The Ninth Circuit decision last Wednesday relating to Internet copying cracks a hole in Internet jurisdiction authority. The case of Brayton Purcell LLP v. Recordon & Recordon pits two law firms against one another over a claim of web page copying. Brayton Purcell, a medium-sized law firm located in the Bay Area, sued the tiny San Diego law firm Recordon & Recordon in federal court in the Bay Area over claimed wrongful copying of Brayton Purcell's web pages. Indeed, the Ninth Circuit points out that Recordon & Recordon appropriated whole sections verbatim of the Brayton Purcell website.
The important jurisdictional issue developed in this case relates to whether the tiny Recordon & Recordon firm should be required to litigate in the Bay Area. The firm argued that it does not practice in the Bay Area, but only in San Diego, and its website is completely passive. These two elements are important under established case authority relating to jurisdiction based on tortious conduct committed via the Internet. The general rule has existed for some time that passive websites do not target customers where ever the web pages are viewable on the Internet. This is so because passive sites do not represent purposefully directed activity authorizing the exercise of jurisdiction in foreign districts over non-residents.
The Ninth Circuit considered the circumstances of the defendant's web copying and determined that the act of copying was intentional. It further held that the copying of the Brayton Purcell web pages by a law firm competing in the California market for the same clients constitutes the targeting of harm at a resident of the forum -- Brayton Purcell -- where the action is pending. Whether or not Recordon & Recordon actually received any clients in the Bay Area as a result of the web copying is beside the point. Importantly, the firm aimed its conduct at a known resident of the Bay Area. The Ninth Circuit held that this circumstance is sufficient to justify jurisdiction over the non-resident defendant notwithstanding the otherwise passive nature of the defendant's website.
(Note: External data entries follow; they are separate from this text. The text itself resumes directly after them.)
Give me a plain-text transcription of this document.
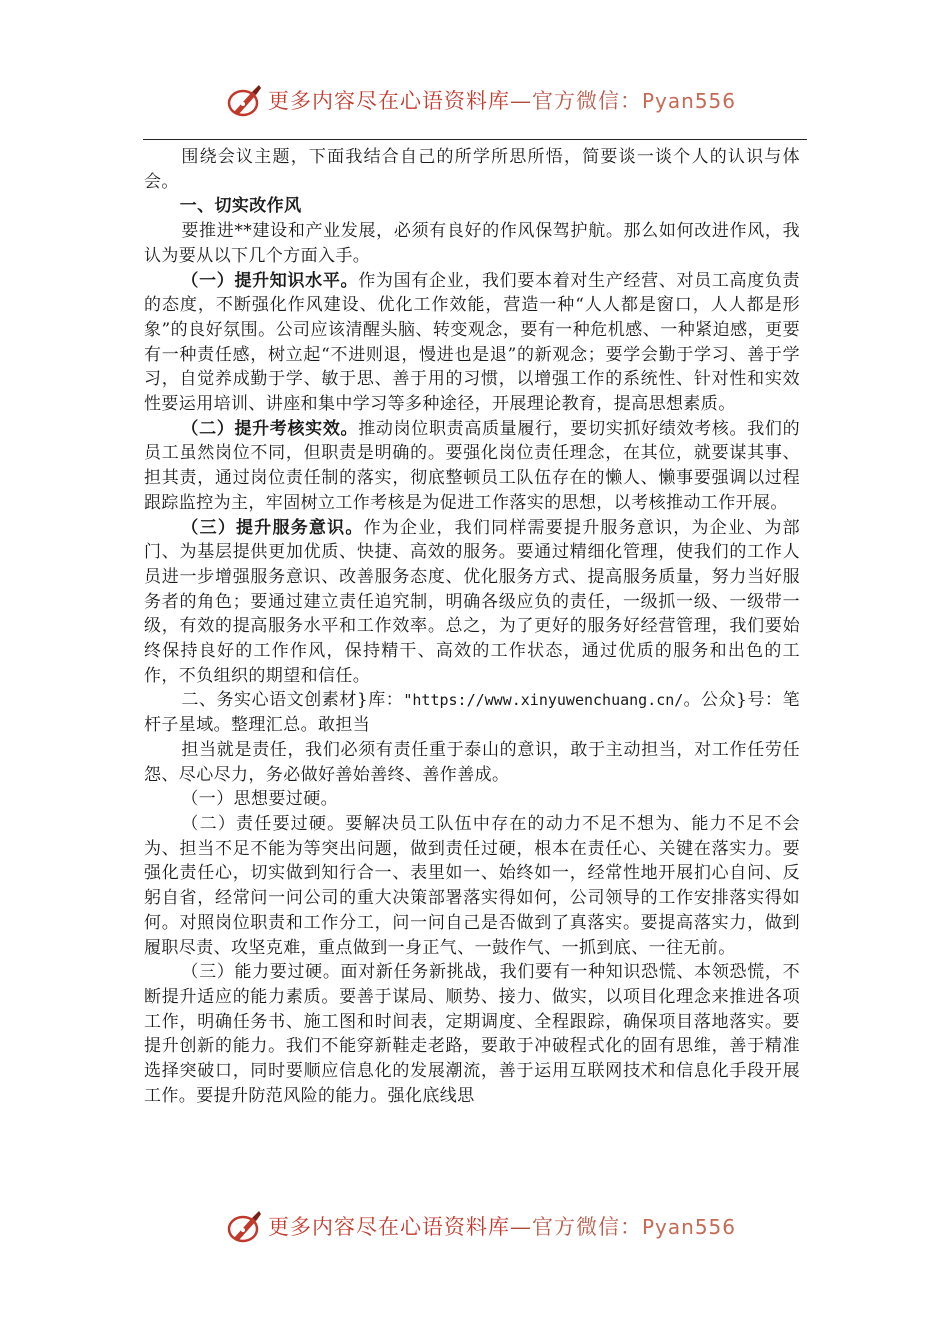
更多内容尽在心语资料库—官方微信：Pyan556

围绕会议主题，下面我结合自己的所学所思所悟，简要谈一谈个人的认识与体会。

一、切实改作风

要推进**建设和产业发展，必须有良好的作风保驾护航。那么如何改进作风，我认为要从以下几个方面入手。

（一）提升知识水平。作为国有企业，我们要本着对生产经营、对员工高度负责的态度，不断强化作风建设、优化工作效能，营造一种“人人都是窗口，人人都是形象”的良好氛围。公司应该清醒头脑、转变观念，要有一种危机感、一种紧迫感，更要有一种责任感，树立起“不进则退，慢进也是退”的新观念；要学会勤于学习、善于学习，自觉养成勤于学、敏于思、善于用的习惯，以增强工作的系统性、针对性和实效性要运用培训、讲座和集中学习等多种途径，开展理论教育，提高思想素质。

（二）提升考核实效。推动岗位职责高质量履行，要切实抓好绩效考核。我们的员工虽然岗位不同，但职责是明确的。要强化岗位责任理念，在其位，就要谋其事、担其责，通过岗位责任制的落实，彻底整顿员工队伍存在的懒人、懒事要强调以过程跟踪监控为主，牢固树立工作考核是为促进工作落实的思想，以考核推动工作开展。

（三）提升服务意识。作为企业，我们同样需要提升服务意识，为企业、为部门、为基层提供更加优质、快捷、高效的服务。要通过精细化管理，使我们的工作人员进一步增强服务意识、改善服务态度、优化服务方式、提高服务质量，努力当好服务者的角色；要通过建立责任追究制，明确各级应负的责任，一级抓一级、一级带一级，有效的提高服务水平和工作效率。总之，为了更好的服务好经营管理，我们要始终保持良好的工作作风，保持精干、高效的工作状态，通过优质的服务和出色的工作，不负组织的期望和信任。

二、务实心语文创素材}库："https://www.xinyuwenchuang.cn/。公众}号：笔杆子星域。整理汇总。敢担当

担当就是责任，我们必须有责任重于泰山的意识，敢于主动担当，对工作任劳任怨、尽心尽力，务必做好善始善终、善作善成。

（一）思想要过硬。

（二）责任要过硬。要解决员工队伍中存在的动力不足不想为、能力不足不会为、担当不足不能为等突出问题，做到责任过硬，根本在责任心、关键在落实力。要强化责任心，切实做到知行合一、表里如一、始终如一，经常性地开展扪心自问、反躬自省，经常问一问公司的重大决策部署落实得如何，公司领导的工作安排落实得如何。对照岗位职责和工作分工，问一问自己是否做到了真落实。要提高落实力，做到履职尽责、攻坚克难，重点做到一身正气、一鼓作气、一抓到底、一往无前。

（三）能力要过硬。面对新任务新挑战，我们要有一种知识恐慌、本领恐慌，不断提升适应的能力素质。要善于谋局、顺势、接力、做实，以项目化理念来推进各项工作，明确任务书、施工图和时间表，定期调度、全程跟踪，确保项目落地落实。要提升创新的能力。我们不能穿新鞋走老路，要敢于冲破程式化的固有思维，善于精准选择突破口，同时要顺应信息化的发展潮流，善于运用互联网技术和信息化手段开展工作。要提升防范风险的能力。强化底线思

更多内容尽在心语资料库—官方微信：Pyan556
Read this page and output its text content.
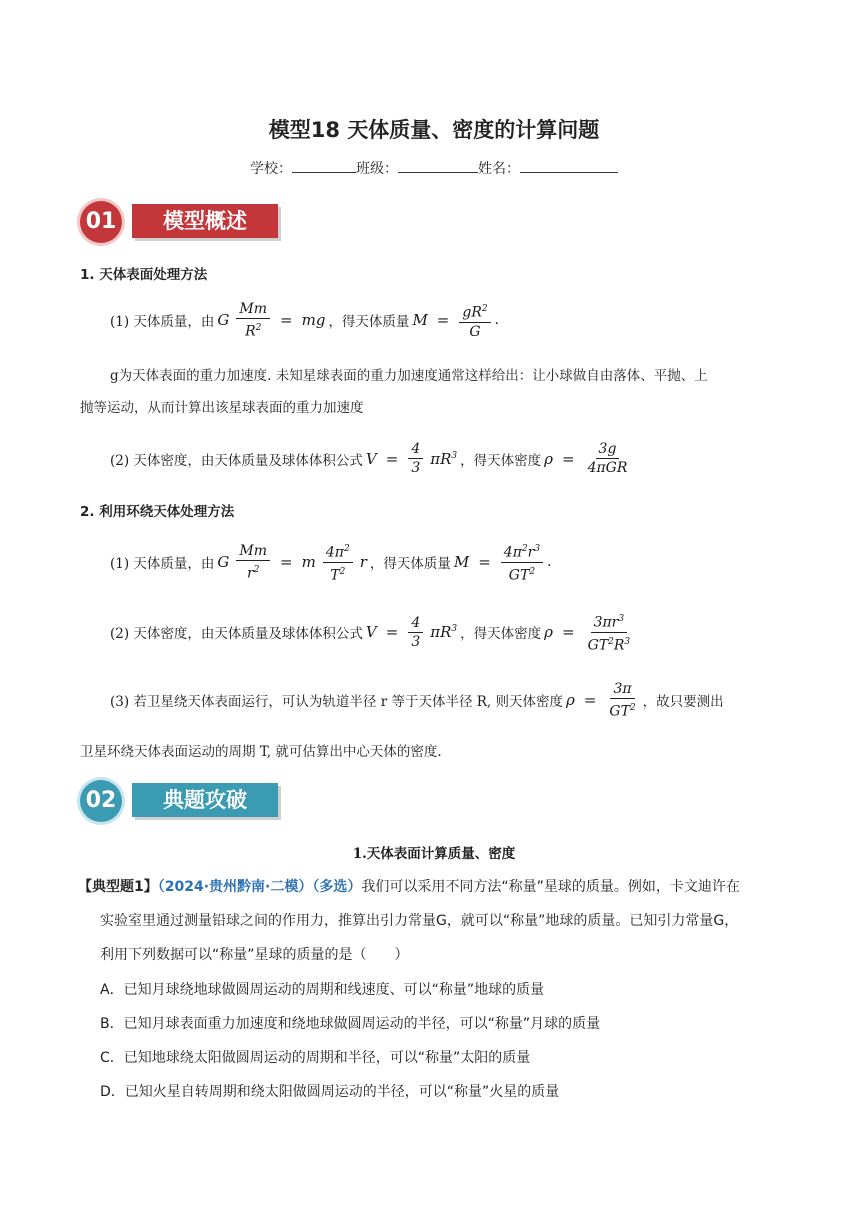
模型18 天体质量、密度的计算问题
学校：	班级：	姓名：
01	模型概述
1. 天体表面处理方法
(1) 天体质量，由 G $\frac{Mm}{R^2}$ = mg ，得天体质量 $M = \frac{gR^2}{G}$ .
g为天体表面的重力加速度. 未知星球表面的重力加速度通常这样给出：让小球做自由落体、平抛、上
抛等运动，从而计算出该星球表面的重力加速度
(2) 天体密度，由天体质量及球体体积公式 $V = \frac{4}{3} \pi R^3$ ，得天体密度 $\rho = \frac{3g}{\text{4πGR}}$
2. 利用环绕天体处理方法
(1) 天体质量，由 G $\frac{Mm}{r^2} = m \frac{4\pi^2}{T^2}$ r ，得天体质量 $M = \frac{4\pi^2r^3}{GT^2}$ .
(2) 天体密度，由天体质量及球体体积公式 $V = \frac{4}{3} \pi R^3$ ，得天体密度 $\rho = \frac{3\pi r^3}{GT^2R^3}$
(3) 若卫星绕天体表面运行，可认为轨道半径 r 等于天体半径 R, 则天体密度 $\rho = \frac{3\pi}{GT^2}$ ，故只要测出
卫星环绕天体表面运动的周期 T, 就可估算出中心天体的密度.
02	典题攻破
1.天体表面计算质量、密度
【典型题1】（2024·贵州黔南·二模）（多选）我们可以采用不同方法“称量”星球的质量。例如，卡文迪许在
实验室里通过测量铅球之间的作用力，推算出引力常量G，就可以“称量”地球的质量。已知引力常量G，
利用下列数据可以“称量”星球的质量的是（　　）
A．已知月球绕地球做圆周运动的周期和线速度、可以“称量”地球的质量
B．已知月球表面重力加速度和绕地球做圆周运动的半径，可以“称量”月球的质量
C．已知地球绕太阳做圆周运动的周期和半径，可以“称量”太阳的质量
D．已知火星自转周期和绕太阳做圆周运动的半径，可以“称量”火星的质量
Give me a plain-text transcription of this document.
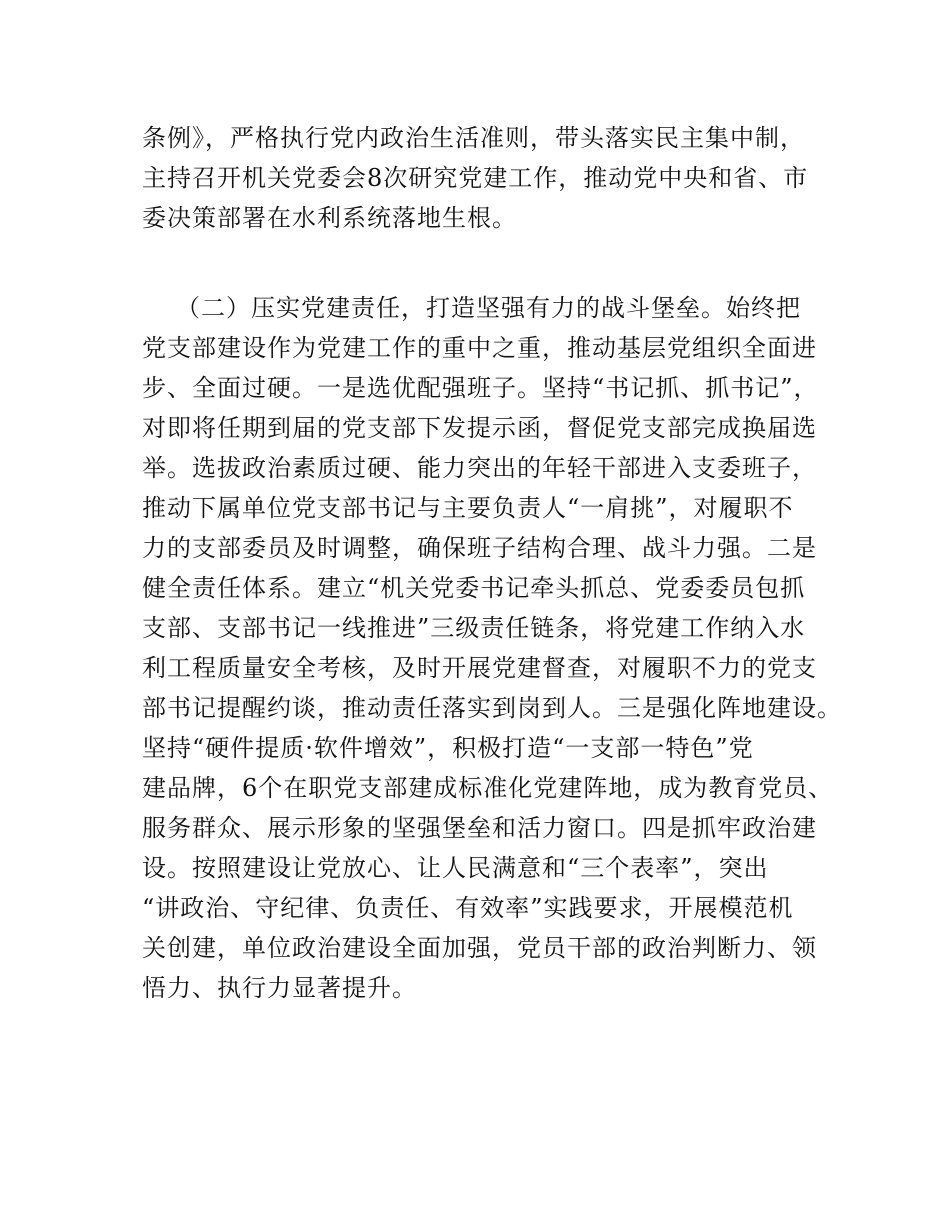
条例》，严格执行党内政治生活准则，带头落实民主集中制，
主持召开机关党委会8次研究党建工作，推动党中央和省、市
委决策部署在水利系统落地生根。
（二）压实党建责任，打造坚强有力的战斗堡垒。始终把
党支部建设作为党建工作的重中之重，推动基层党组织全面进
步、全面过硬。一是选优配强班子。坚持“书记抓、抓书记”，
对即将任期到届的党支部下发提示函，督促党支部完成换届选
举。选拔政治素质过硬、能力突出的年轻干部进入支委班子，
推动下属单位党支部书记与主要负责人“一肩挑”，对履职不
力的支部委员及时调整，确保班子结构合理、战斗力强。二是
健全责任体系。建立“机关党委书记牵头抓总、党委委员包抓
支部、支部书记一线推进”三级责任链条，将党建工作纳入水
利工程质量安全考核，及时开展党建督查，对履职不力的党支
部书记提醒约谈，推动责任落实到岗到人。三是强化阵地建设。
坚持“硬件提质·软件增效”，积极打造“一支部一特色”党
建品牌，6个在职党支部建成标准化党建阵地，成为教育党员、
服务群众、展示形象的坚强堡垒和活力窗口。四是抓牢政治建
设。按照建设让党放心、让人民满意和“三个表率”，突出
“讲政治、守纪律、负责任、有效率”实践要求，开展模范机
关创建，单位政治建设全面加强，党员干部的政治判断力、领
悟力、执行力显著提升。
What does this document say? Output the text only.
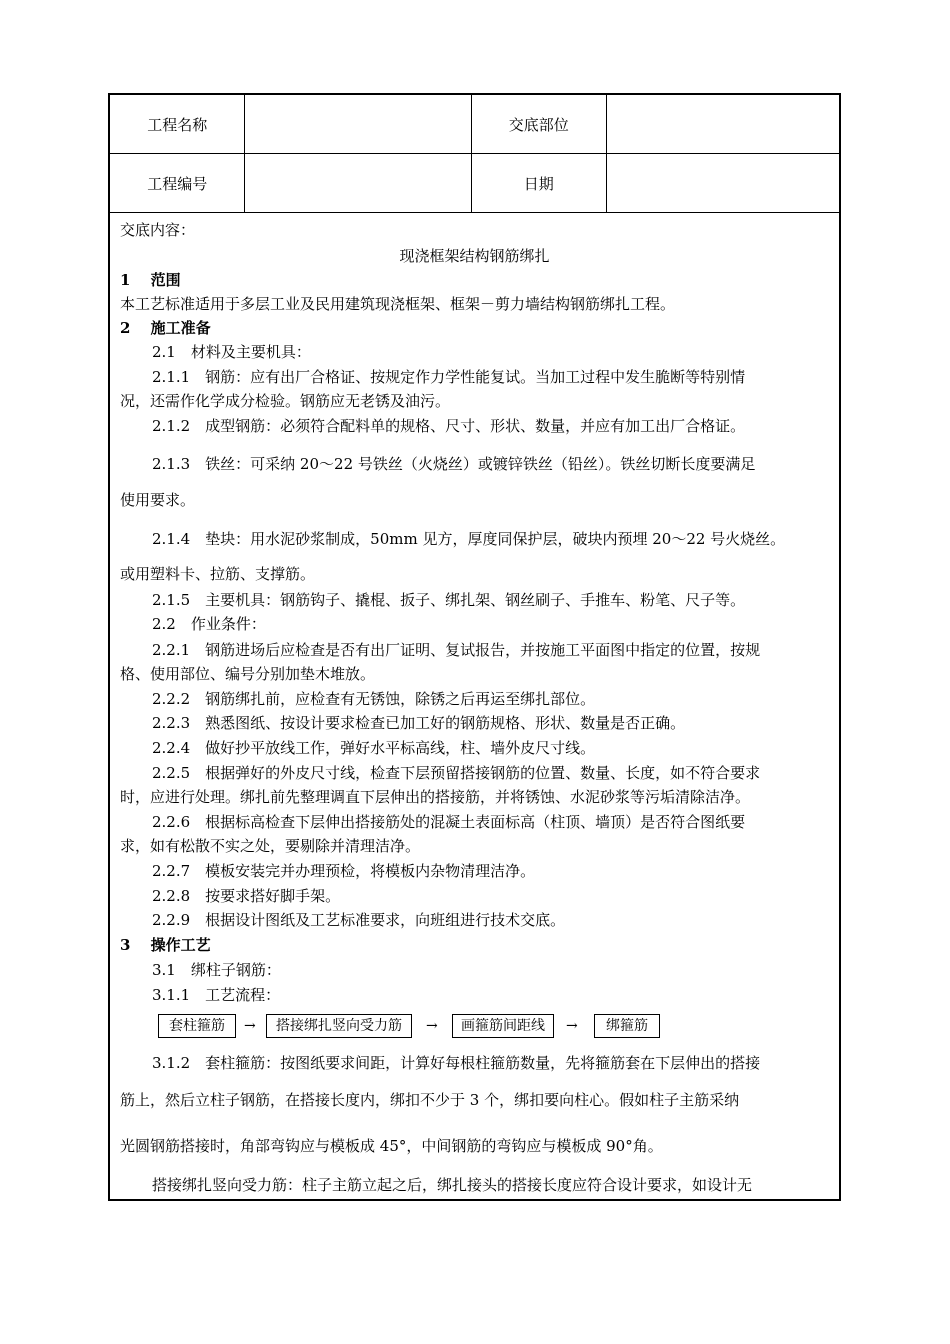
工程名称		交底部位	
工程编号		日期	
交底内容：
现浇框架结构钢筋绑扎
1　 范围
本工艺标准适用于多层工业及民用建筑现浇框架、框架－剪力墙结构钢筋绑扎工程。
2　 施工准备
2.1　材料及主要机具：
2.1.1　钢筋：应有出厂合格证、按规定作力学性能复试。当加工过程中发生脆断等特别情
况，还需作化学成分检验。钢筋应无老锈及油污。
2.1.2　成型钢筋：必须符合配料单的规格、尺寸、形状、数量，并应有加工出厂合格证。
2.1.3　铁丝：可采纳 20～22 号铁丝（火烧丝）或镀锌铁丝（铅丝）。铁丝切断长度要满足
使用要求。
2.1.4　垫块：用水泥砂浆制成，50mm 见方，厚度同保护层，破块内预埋 20～22 号火烧丝。
或用塑料卡、拉筋、支撑筋。
2.1.5　主要机具：钢筋钩子、撬棍、扳子、绑扎架、钢丝刷子、手推车、粉笔、尺子等。
2.2　作业条件：
2.2.1　钢筋进场后应检查是否有出厂证明、复试报告，并按施工平面图中指定的位置，按规
格、使用部位、编号分别加垫木堆放。
2.2.2　钢筋绑扎前，应检查有无锈蚀，除锈之后再运至绑扎部位。
2.2.3　熟悉图纸、按设计要求检查已加工好的钢筋规格、形状、数量是否正确。
2.2.4　做好抄平放线工作，弹好水平标高线，柱、墙外皮尺寸线。
2.2.5　根据弹好的外皮尺寸线，检查下层预留搭接钢筋的位置、数量、长度，如不符合要求
时，应进行处理。绑扎前先整理调直下层伸出的搭接筋，并将锈蚀、水泥砂浆等污垢清除洁净。
2.2.6　根据标高检查下层伸出搭接筋处的混凝土表面标高（柱顶、墙顶）是否符合图纸要
求，如有松散不实之处，要剔除并清理洁净。
2.2.7　模板安装完并办理预检，将模板内杂物清理洁净。
2.2.8　按要求搭好脚手架。
2.2.9　根据设计图纸及工艺标准要求，向班组进行技术交底。
3　 操作工艺
3.1　绑柱子钢筋：
3.1.1　工艺流程：
套柱箍筋	→	搭接绑扎竖向受力筋	→	画箍筋间距线	→	绑箍筋
3.1.2　套柱箍筋：按图纸要求间距，计算好每根柱箍筋数量，先将箍筋套在下层伸出的搭接
筋上，然后立柱子钢筋，在搭接长度内，绑扣不少于 3 个，绑扣要向柱心。假如柱子主筋采纳
光圆钢筋搭接时，角部弯钩应与模板成 45°，中间钢筋的弯钩应与模板成 90°角。
搭接绑扎竖向受力筋：柱子主筋立起之后，绑扎接头的搭接长度应符合设计要求，如设计无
The Ninth Circuit distinguished its earlier holding in Schwarzenegger v. Fred Martin Motor Co., in which California jurisdiction was denied as to an Ohio business that used Arnold Schwarzenegger's image in local advertising appearing in Ohio. The Court reasoned that the Ohio print ads never appeared in California and, hence, there was no reason to believe that the ads were viewable by California residents. By contrast, Recordon & Recordon's wrongfully copied web pages were viewable by Brayton Purcell's potential clients in northern California.
What we assumed was settled law relating to jurisdiction over a passive website has changed, at least in the Ninth Circuit. Copying content from a website maintained by a Ninth Circuit business, and using the copied content on a website viewable in the plaintiff's market area so as to compete for customers, may very well permit a Ninth Circuit trial court to recognize jurisdiction over the non-resident firm in the Ninth Circuit-based forum.
If you copy a website without permission owned by a business in the Ninth Circuit, you may end up learning the words to "California, Here I Come."